There are some unavoidable complexities to the sheer size of the tree,
and the necessities of updates not to fail...

... plus the fact that the ports tree needs to stay somewhat "entry-level".


Actually, not having recursive depends easily available on an installed
package base is  somewhat tedu-ish.

Most specifically, it's not very useful for anything in common usage.  What
would you want it for ?...  sure it's nice information, but in practice,
unused dependencies from former ports get gc'd with pkg_delete -a...

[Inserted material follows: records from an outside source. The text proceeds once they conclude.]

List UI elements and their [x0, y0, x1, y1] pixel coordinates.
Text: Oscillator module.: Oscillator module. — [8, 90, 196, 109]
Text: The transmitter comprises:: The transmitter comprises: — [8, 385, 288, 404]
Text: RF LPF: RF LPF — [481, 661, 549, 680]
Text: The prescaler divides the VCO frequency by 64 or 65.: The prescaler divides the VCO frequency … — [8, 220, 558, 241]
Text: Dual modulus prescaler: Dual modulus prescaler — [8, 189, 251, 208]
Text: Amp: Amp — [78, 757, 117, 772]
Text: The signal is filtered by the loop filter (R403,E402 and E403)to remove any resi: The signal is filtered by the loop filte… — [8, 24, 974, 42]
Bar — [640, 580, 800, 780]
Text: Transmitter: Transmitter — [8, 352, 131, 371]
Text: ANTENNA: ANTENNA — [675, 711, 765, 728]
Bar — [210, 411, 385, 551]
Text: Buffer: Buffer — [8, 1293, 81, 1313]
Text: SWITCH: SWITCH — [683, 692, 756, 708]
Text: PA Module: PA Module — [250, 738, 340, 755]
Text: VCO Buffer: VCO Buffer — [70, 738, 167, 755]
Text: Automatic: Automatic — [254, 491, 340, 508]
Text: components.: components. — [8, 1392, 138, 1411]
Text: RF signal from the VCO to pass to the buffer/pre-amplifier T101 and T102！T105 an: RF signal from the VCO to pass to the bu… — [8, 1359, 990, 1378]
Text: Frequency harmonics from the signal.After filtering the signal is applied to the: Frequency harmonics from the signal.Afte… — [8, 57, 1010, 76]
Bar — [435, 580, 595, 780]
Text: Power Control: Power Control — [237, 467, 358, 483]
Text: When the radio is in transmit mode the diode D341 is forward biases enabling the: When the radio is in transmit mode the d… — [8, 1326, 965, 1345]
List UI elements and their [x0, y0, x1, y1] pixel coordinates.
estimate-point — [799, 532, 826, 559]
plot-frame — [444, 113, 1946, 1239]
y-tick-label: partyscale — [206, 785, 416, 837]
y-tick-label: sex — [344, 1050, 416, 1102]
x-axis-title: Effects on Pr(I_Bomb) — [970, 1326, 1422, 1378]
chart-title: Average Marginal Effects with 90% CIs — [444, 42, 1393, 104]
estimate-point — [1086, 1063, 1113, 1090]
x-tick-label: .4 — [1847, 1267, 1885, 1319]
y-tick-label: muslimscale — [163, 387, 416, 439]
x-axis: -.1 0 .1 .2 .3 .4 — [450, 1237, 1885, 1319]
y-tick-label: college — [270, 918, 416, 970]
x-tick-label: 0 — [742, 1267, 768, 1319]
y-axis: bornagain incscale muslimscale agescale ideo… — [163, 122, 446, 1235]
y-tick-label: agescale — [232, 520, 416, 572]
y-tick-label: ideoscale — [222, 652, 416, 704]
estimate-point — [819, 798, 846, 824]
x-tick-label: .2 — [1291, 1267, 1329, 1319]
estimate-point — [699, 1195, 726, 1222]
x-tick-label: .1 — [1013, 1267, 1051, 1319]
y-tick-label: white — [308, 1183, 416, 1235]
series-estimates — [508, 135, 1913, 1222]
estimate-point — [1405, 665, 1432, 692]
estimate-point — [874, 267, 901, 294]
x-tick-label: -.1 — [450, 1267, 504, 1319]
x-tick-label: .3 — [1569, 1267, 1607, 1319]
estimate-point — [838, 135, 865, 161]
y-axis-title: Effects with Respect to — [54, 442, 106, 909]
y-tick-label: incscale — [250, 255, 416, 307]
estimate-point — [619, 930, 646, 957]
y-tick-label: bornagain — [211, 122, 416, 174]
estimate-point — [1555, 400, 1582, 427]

... and if you're actually tinkering with dependencies, it's generally
related to the ports tree proper, and there is a plethora of targets in
there... along with indeed, sqlports which can give you all the info that
you need, assuming a bit of sql magic.

Once you understand, show-reverse-deps, it's fairly easy to write
customized stuff that does similar things.

BTW, any supplementary tool that does similar things directly in shell
has exactly zero chance to be included in the distribution.

The offical parser for PackingList *is* the perl code, dependency handling
as well.

Anything else is very likely to miss special cases and break atrociously.